Golden Gater Online

Golden Gater Online

[ Golden Gater Online November 7, 1995 ]Prop O is a 'dyslexic's nightmare'

Prop O is a 'dyslexic's nightmare'

Golden Gater Onlineby Keith Brown

There has never been a better indictment of the abysmal state of American politics this side of the Nixon debacle than San Francisco's Proposition O.

Pick a street corner anywhere in the city. Any one. Bright orange placards read "NO ON O." Must be a dyslexic's nightmare.

Here's the deal: for 145 years, the three miles of pavement that span from the 101 freeway to Noe Valley was called Army Street. Then, the SF Board of Supervisors, wont to show their purported "cultural sensitivity," officially changed the name of the pavement to Cesar Chavez Street.

Symbolic? Yes. Does it mean anything? No.

Now, Prop. O would reverse the name change. And it seems to have become the most heated battle in the whole election.

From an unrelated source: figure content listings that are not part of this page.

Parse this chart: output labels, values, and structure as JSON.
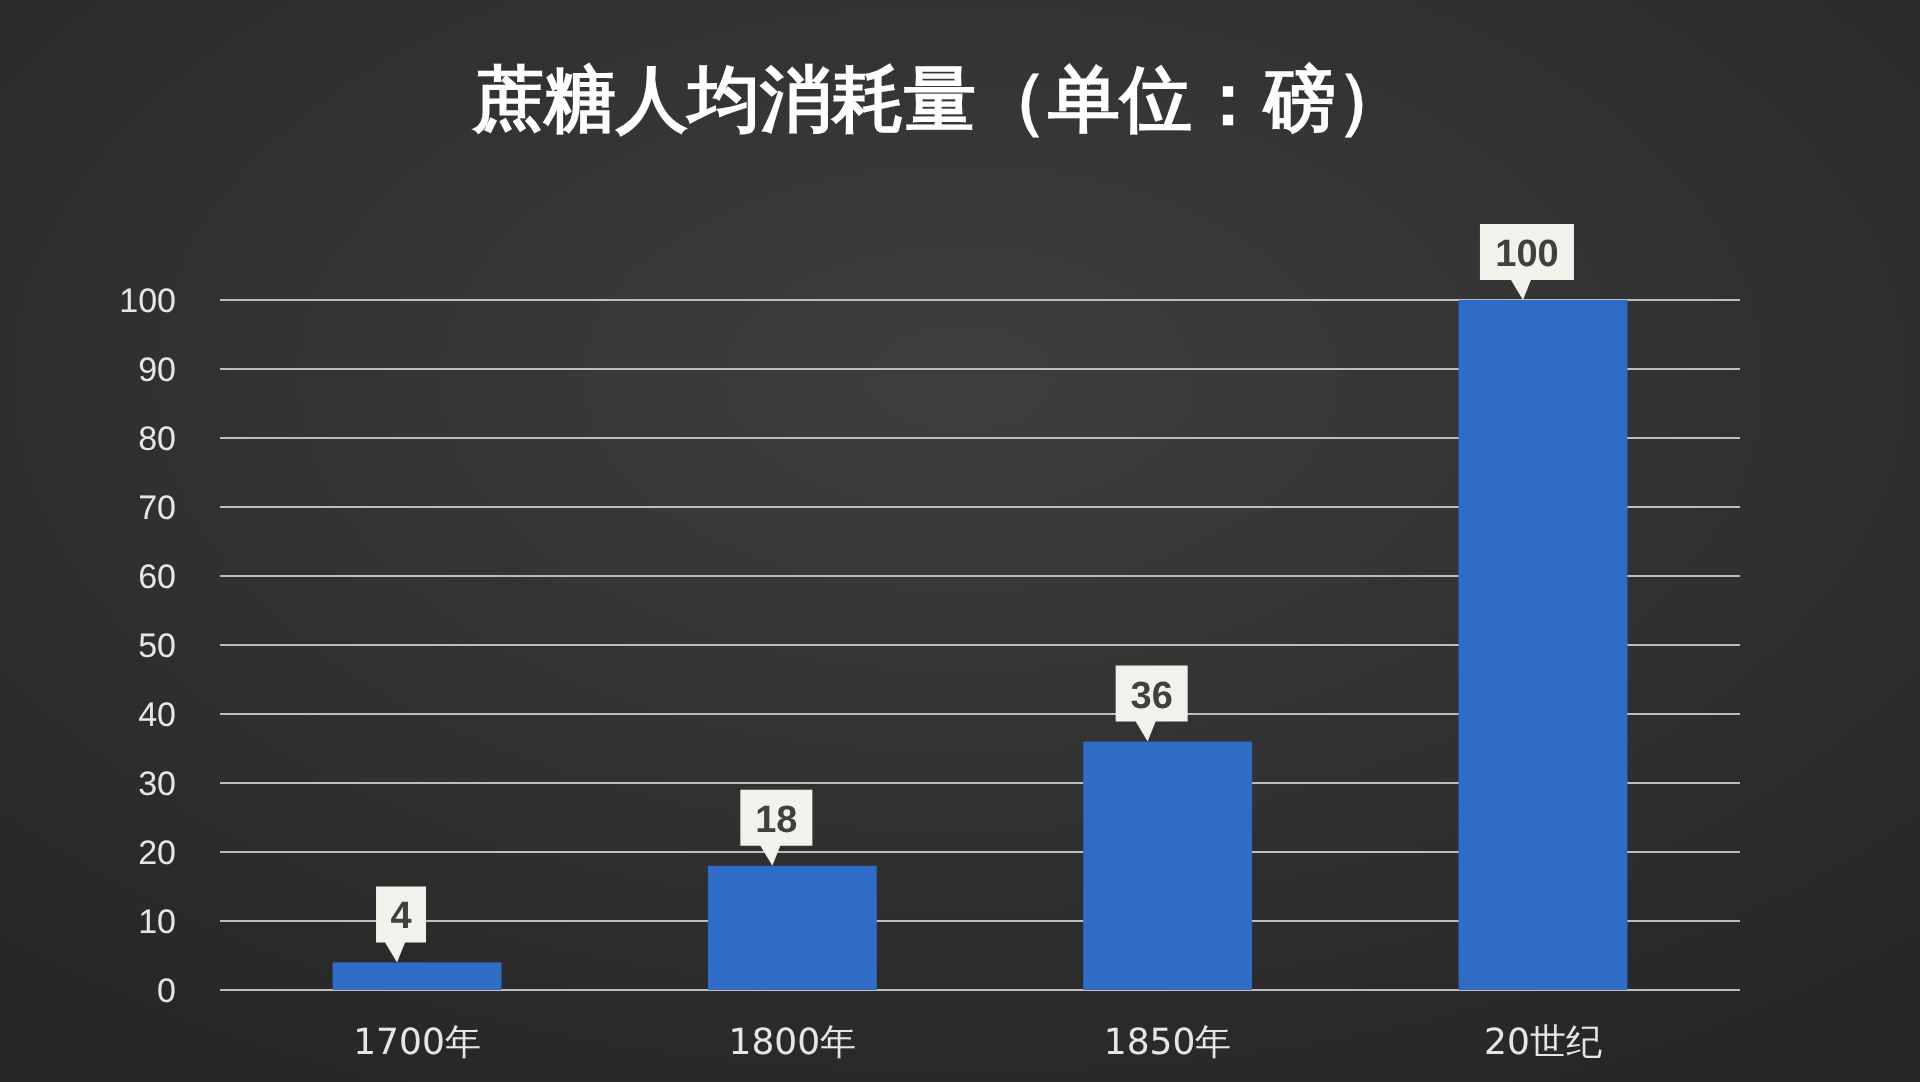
{
  "chart_data": {
    "type": "bar",
    "title": "蔗糖人均消耗量（单位：磅）",
    "categories": [
      "1700年",
      "1800年",
      "1850年",
      "20世纪"
    ],
    "values": [
      4,
      18,
      36,
      100
    ],
    "color": "#2f6cc6",
    "ylim": [
      0,
      100
    ],
    "yticks": [
      0,
      10,
      20,
      30,
      40,
      50,
      60,
      70,
      80,
      90,
      100
    ],
    "grid": "y",
    "data_labels": true
  }
}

Symbolic? Yes. Does it mean anything? No.

Cesar Chavez was a great man who was hated for doing great things by the same type of people who now give pavement his namesake. But he's dead. He doesn't pose much of a threat to the establishment any more. That makes him a perfect political symbol.

Symbols don't hold rallies. Symbols don't smash windows. Symbols don't pressure anyone to do anything. They're ornaments, accouterments, window dressing; bright, shiny things that sway the attention from the rotting underbelly that surround it.

Cesar(my) Chavez Street, no matter what it's called, will still run through the most grossly under funded, woefully neglected and roundly ignored area of San Francisco: Hunter's Point. Ask the people who live in the Potrero Hill projects what they think about the name change and I think you'll get the real point of this whole debate: it just doesn't matter.

Or, take a drive on Oakland's Martin Luther King Jr. Drive, stop anywhere around, say, 34th Street and ask anyone there if MLK Jr. Drive has imbued them with a staggering sense of cultural pride as they stand in line for food stamps.

The Supervisors, insidious as they are, are no fools. Changing the name of the pavement gives minorities the illusion the city cares about them without actually having to do anything to improve their lives. They're lying to you, again. They don't care about you now and they never have.

Even if Chavez were alive, does anyone honestly think he would give a shit if a bunch of white people named a street after him? Was this what his life's work was about?

And let's just not loose sight of what we're talking about here: it's pavement. Once, it was dirt. Now it's pavement. You drive on it. And for many people, driving on that particular pavement means driving fast to get away from that "undesirable" area and into cozy, safe, white Noe Valley. No name is going to change that.

But what's most interesting about the whole Prop. O debate is what it says about SF politics. If the state of politics in this once feisty city have plunged to such depths that the only thing that can raise the ire of its citizens is the name of pavement, something has gone desperately awry.

Stay home. Don't vote. There is obviously nothing worth voting for. Prop. O only proves that there is nothing that will quantitatively change anything, for anyone. Republican, Democrat, Independent, Martyr -- what is it really going to matter?